"Look at my dinner! Look at it!"

Chicken and Rice

Amanda had chicken and rice for dinner. You also know what she had for breakfast, lunch, and snacks... like the Lucky Charms she ate before bed because they fit her macros.

How do you know this?

Because she updates you through social media every frickin' meal, sometimes rapid-firing one picture after another so you don't miss a single detail of what she puts in her mouth.

Then there's Todd.

Todd did abs today: Leg raises, roll-outs, planks, and cable crunches. Then did a selfie-session from every angle to show you how hard he's "killing it" in the gym.

How do you know this?

Because he documents every workout, plus every locker room photo shoot, plus the pre and post-workout car-selfies, and posts them all. Every day. Sometimes all at once.

Do you know any "Amandas" or "Todds?"

The Top Fitness Trends

The biggest diet trend isn't a diet. The biggest workout trend isn't a workout.

It's social media. It's showing the world what you're eating and how hard you're training. It's how we now document our fitness: Publicly.

It's on every social media platform: the food pics, progress pics, workout pics, selfies, ab selfies, butt selfies, torn callus selfies etc. Then there's the onslaught of "Facebook Fan Pages" people have created for themselves, and their status updates about going #BeastMode on #LegDay and #KillingIt at the gym.

Is this a bad thing?

Not really. I make fitness-related posts. I've taken selfies. I even took a belfie... and then stuck it in an article.

So What's The Problem?

Man in Mirror

The problem is that you can become dependent on recognition.

When fitness is more about impressing people than the pursuit of a healthy, powerful body, when your life revolves around recognition, and when you're motivated by it instead of the effort needed to even deserve it, that becomes an issue.

Getting "likes," "favorites," and "followers" won't make you love the discipline of eating well and working out. It'll only reinforce your need for more attention and pats on the back.

Motivation comes and goes. It's flimsy that way. And it becomes flimsier when it requires constant recognition and input from other people.

Needing recognition sucks. Not the recognition itself, but the inability to be happy and work hard without it.

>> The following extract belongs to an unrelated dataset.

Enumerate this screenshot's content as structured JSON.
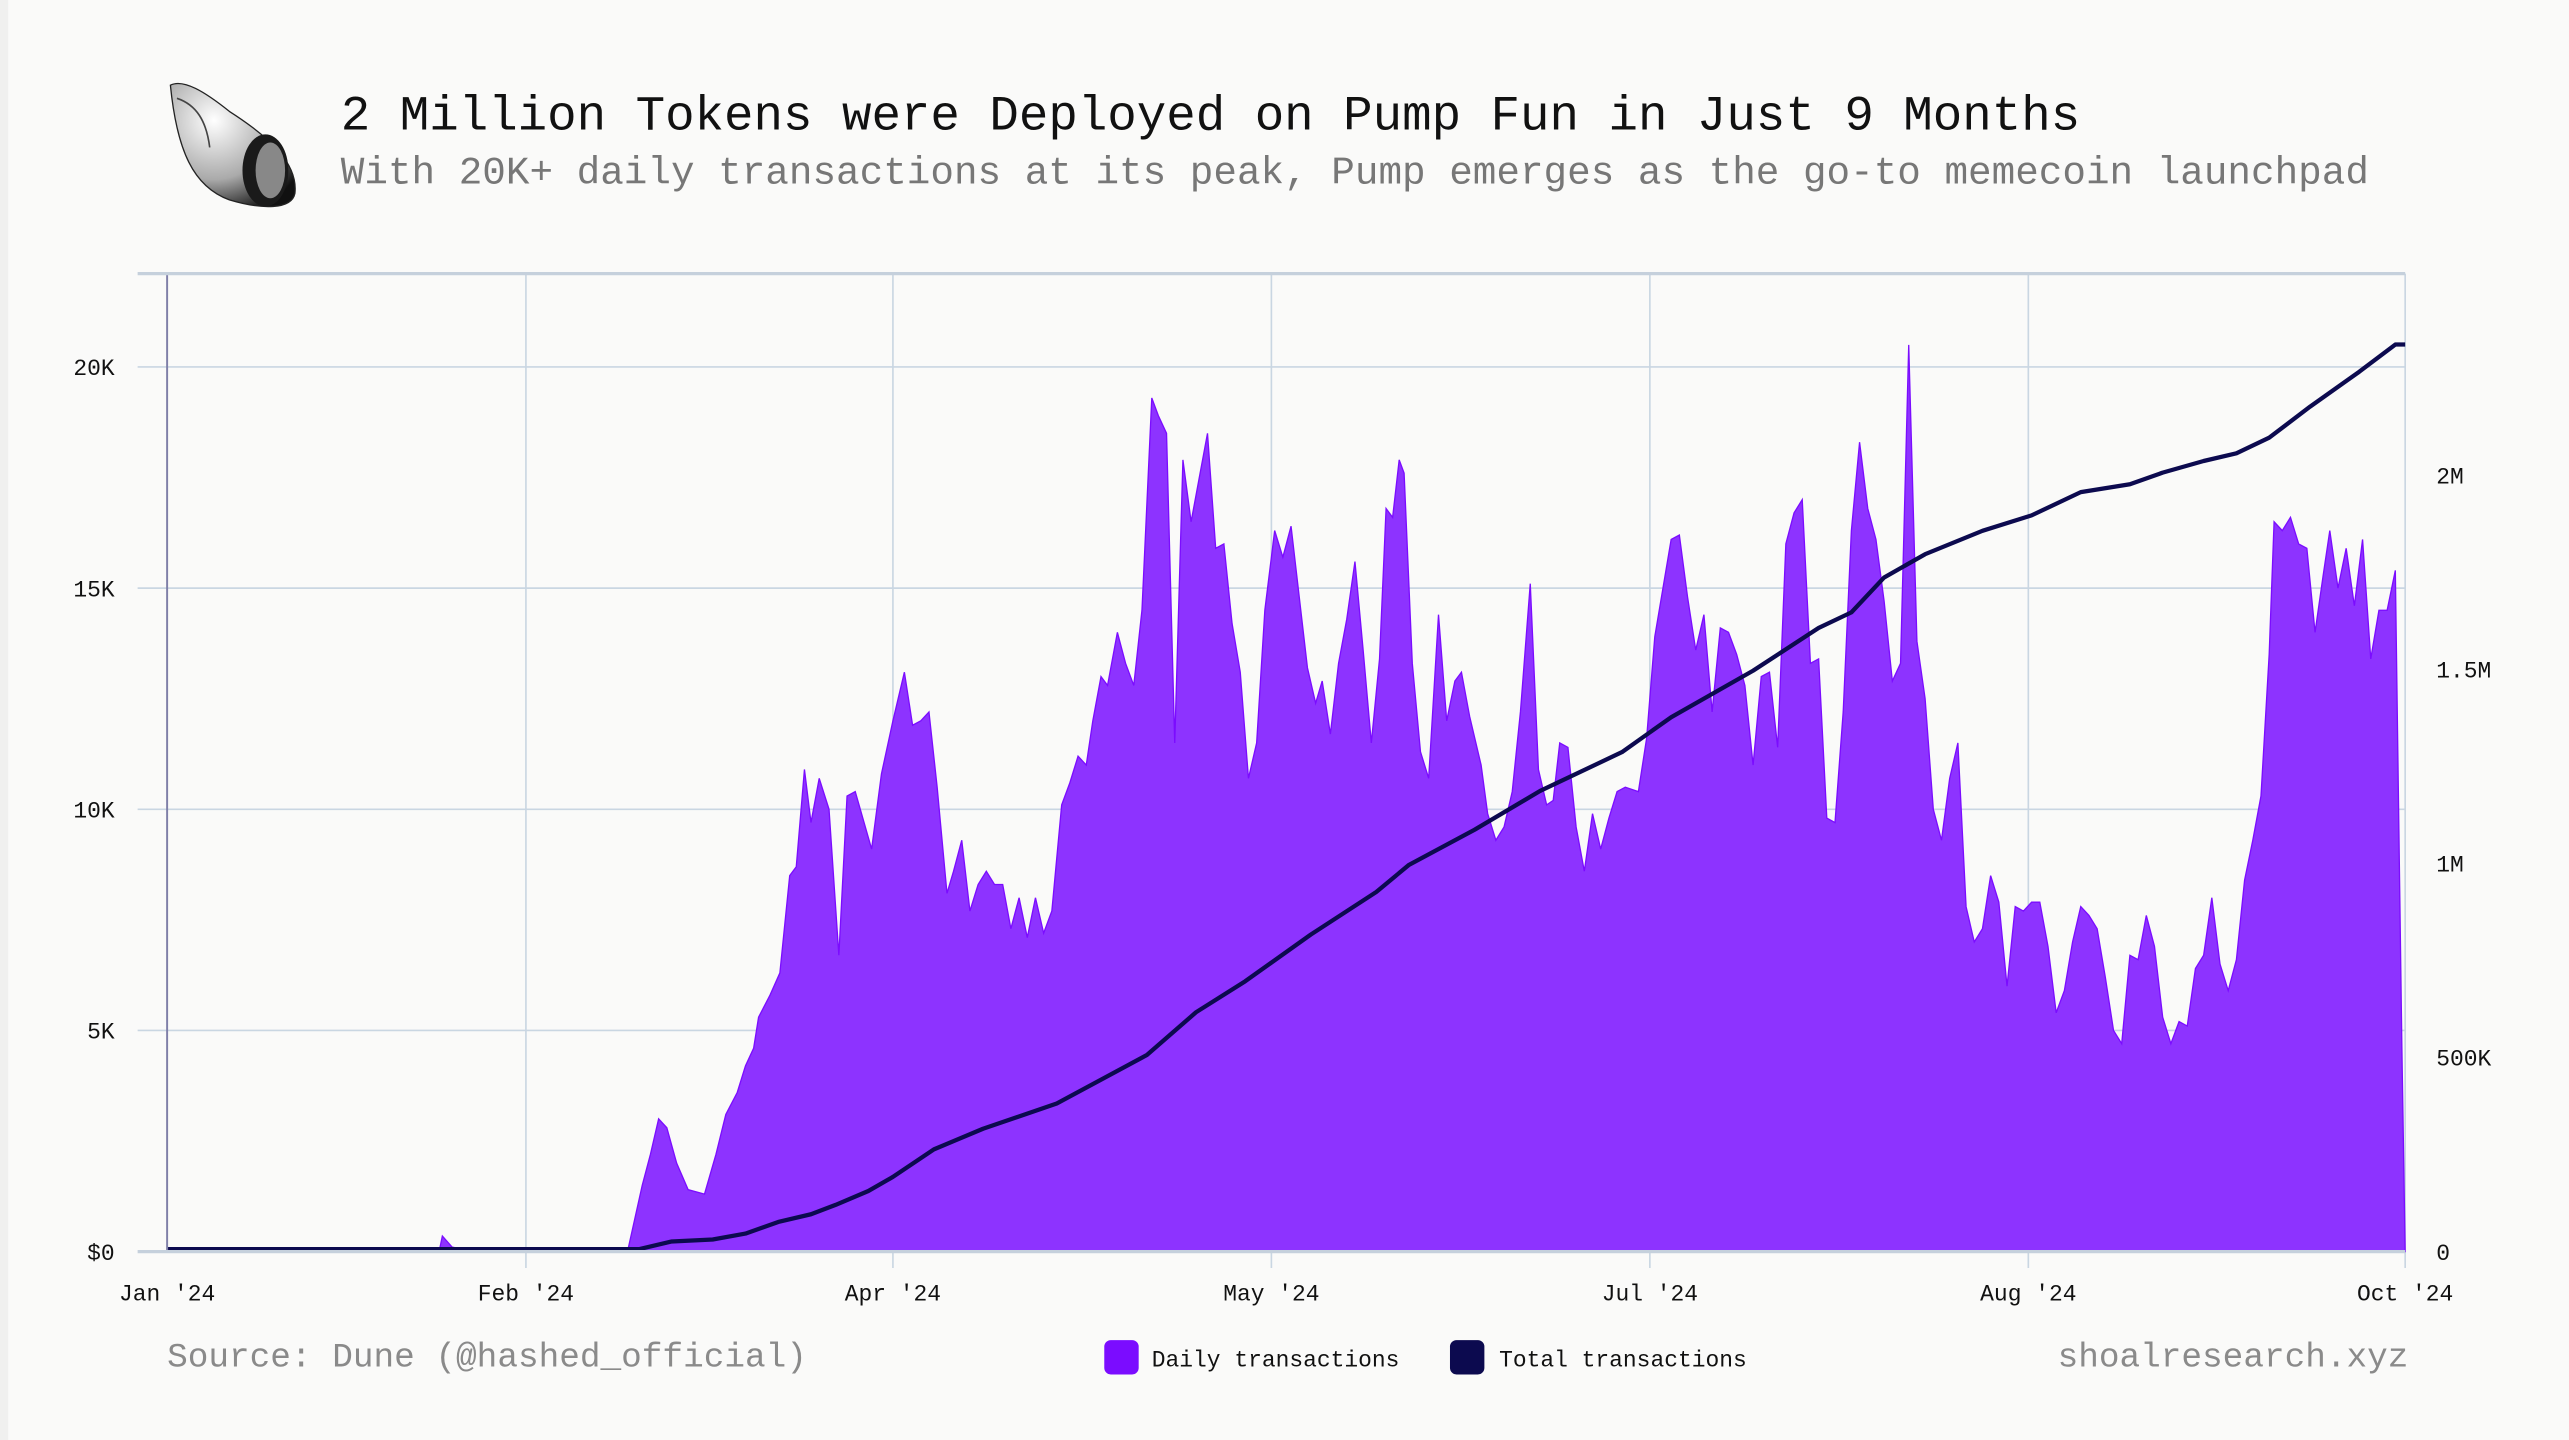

And it goes way beyond social media. That neediness sucks in real life too.

The Marathoner Who Never Ran

Running Shoes

A woman I worked with in broadcasting decided she was going to prepare for a marathon. We all congratulated her on the decision, and you could tell she loved the feeling of being praised because she made sure everyone in the office knew about it.

But several weeks passed, and pretty soon she was telling us how she was going to become a painter and sell her art.

She never ran a race, nor did she ever sell the unfinished painting that was set up on the easel in her living room. She continued to have aspirations and make temporary improvements but none of them stuck for long.

Her efforts were less about personal achievement, and more about what other people thought of her achievements, even though they hadn't happened.

She lived through the eyes of other people – secondhand – never finding gratification in the work itself, but in the attention she got for it. Being admired was all she needed.

Ever catch yourself thinking the same way, doing things just for the reactions you'll get from other people – whether it's wanting to be envied or admired?

Maybe we've all been guilty of that. But it's risky with diet and exercise.

If your goal is less about the effort and more about the attention, then you won't continue doing the work. You won't master healthy eating, or weight training, or marathon running, or anything that requires a little balls and effort.

Recognition will only get you so far. Eating right and training hard for the rest of your life won't be easy to sustain if you don't inherently enjoy it.

Do The Opposite


Some say you need to tell everyone your goals in order to follow through with them. But for the most part, sharing your ambitions doesn't prove anything except maybe a need to be patted on the back.

The best way to make long term progress? Figure out what kind of person you want to be and why you haven't gotten there yet.

Immerse yourself in the work it'll take, create habits, find pleasure in doing it without accolades, and slowly become a person who's capable of achieving what you're after.

Do you want to be the kind of guy who knows how to cook and eat for leanness? Or the kind of lifter who knows how to make progress on her own in the gym?

Whatever the case, love the effort. Love sucking at times. Love finding answers. Love the idea that you still have a lot of progress to make. Love knowing you have the potential to make it. And once in a while, love keeping some of this process a secret.

Prove (to yourself) that your goals have nothing to do with what other people think, and everything to do with who you want to become.

Solidify your commitment by developing skill before you broadcast it. And maybe even rethink the broadcasting it part, unless you have useful, or at least entertaining, stuff to share. (Hint: No one gives a crap that you ate chicken and rice again for dinner. We've seen chicken and rice before. Really.)

If you succeed, people will notice. If you make major progress, people will ask about it. That's great. But let recognition be the cool side effect of your hard work, not your reason for it.

See for yourself – healthy eating and exercise do exist even when they're not in a selfie, a tweet, or a status update. And goals can be achieved even when they're not publicized.

"Killing it" doesn't require an audience, bro.